We note that the most recent Appellate Division decision considering the issue in depth was decided nearly 30 years ago. In that case, the Second Department concluded that it was "constrained... at this point in time" to hold that a statement imputing homosexuality was defamatory per se in light of the then-existing "social opprobrium of homosexuality" and "[l]egal sanctions imposed upon homosexuals in areas ranging from immigration to military service." Ultimately, the Court held that "the potential and probable harm of a false charge of homosexuality, in terms of social and economic impact, cannot be ignored." In light of the tremendous evolution in social attitudes regarding homosexuality, the elimination of the legal sanctions that troubled the Second Department in 1984 and the considerable legal protection and respect that the law of this state now accords lesbians, gays and bisexuals, it cannot be said that current public opinion supports a rule that would equate statements imputing homosexuality with accusations of serious criminal conduct or insinuations that an individual has a loathsome disease. While lesbians, gays and bisexuals have historically faced discrimination and such prejudice has not been completely eradicated, "the fact of such prejudice on the part of some does not warrant a judicial holding that gays and lesbians [and bisexuals], merely because of their sexual orientation, belong in the same class as criminals."
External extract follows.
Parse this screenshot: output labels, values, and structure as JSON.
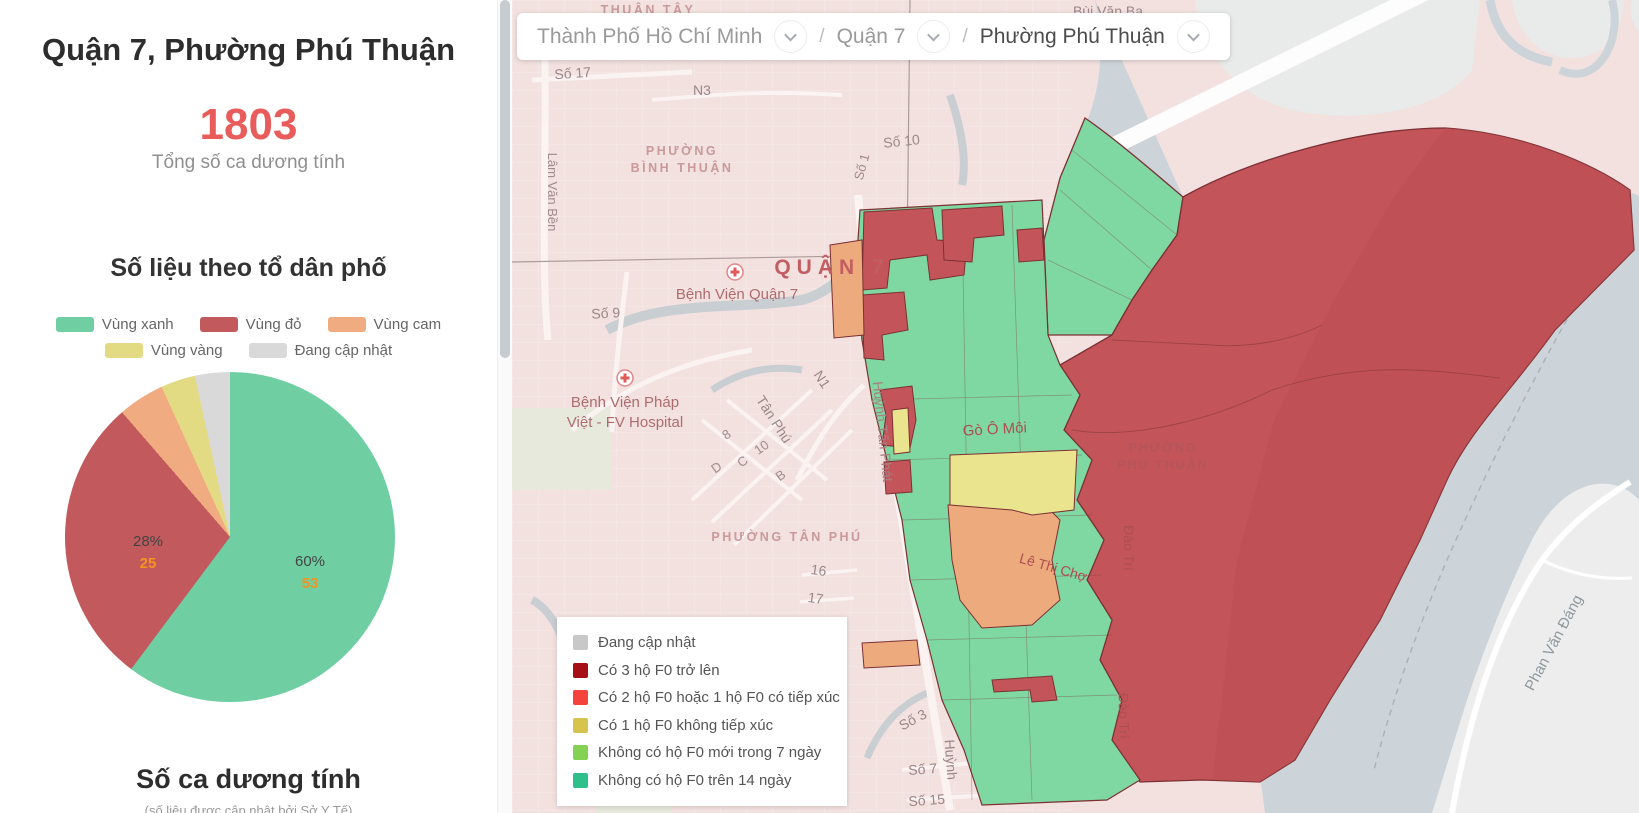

In short, the disputed statements in this case are not slanderous per se and, thus, plaintiff's failure to allege special damages requires that the remaining cause of action for slander be dismissed. Inasmuch as the complaint did not adequately allege extreme and outrageous conduct sufficient to support plaintiff's claim of intentional infliction of emotional distress or special damages to support a prima facie tort claim, Supreme Court properly dismissed those causes of action. Accordingly, the complaint and third-party complaint should be dismissed in their entirety."

J.P. Mercure, with Garry Stein and J.J. Egan Jr. concurring, 
State of New York, Supreme Court, Appellate Division, Third Judicial Department, May 31, 2012; Opinion 512996.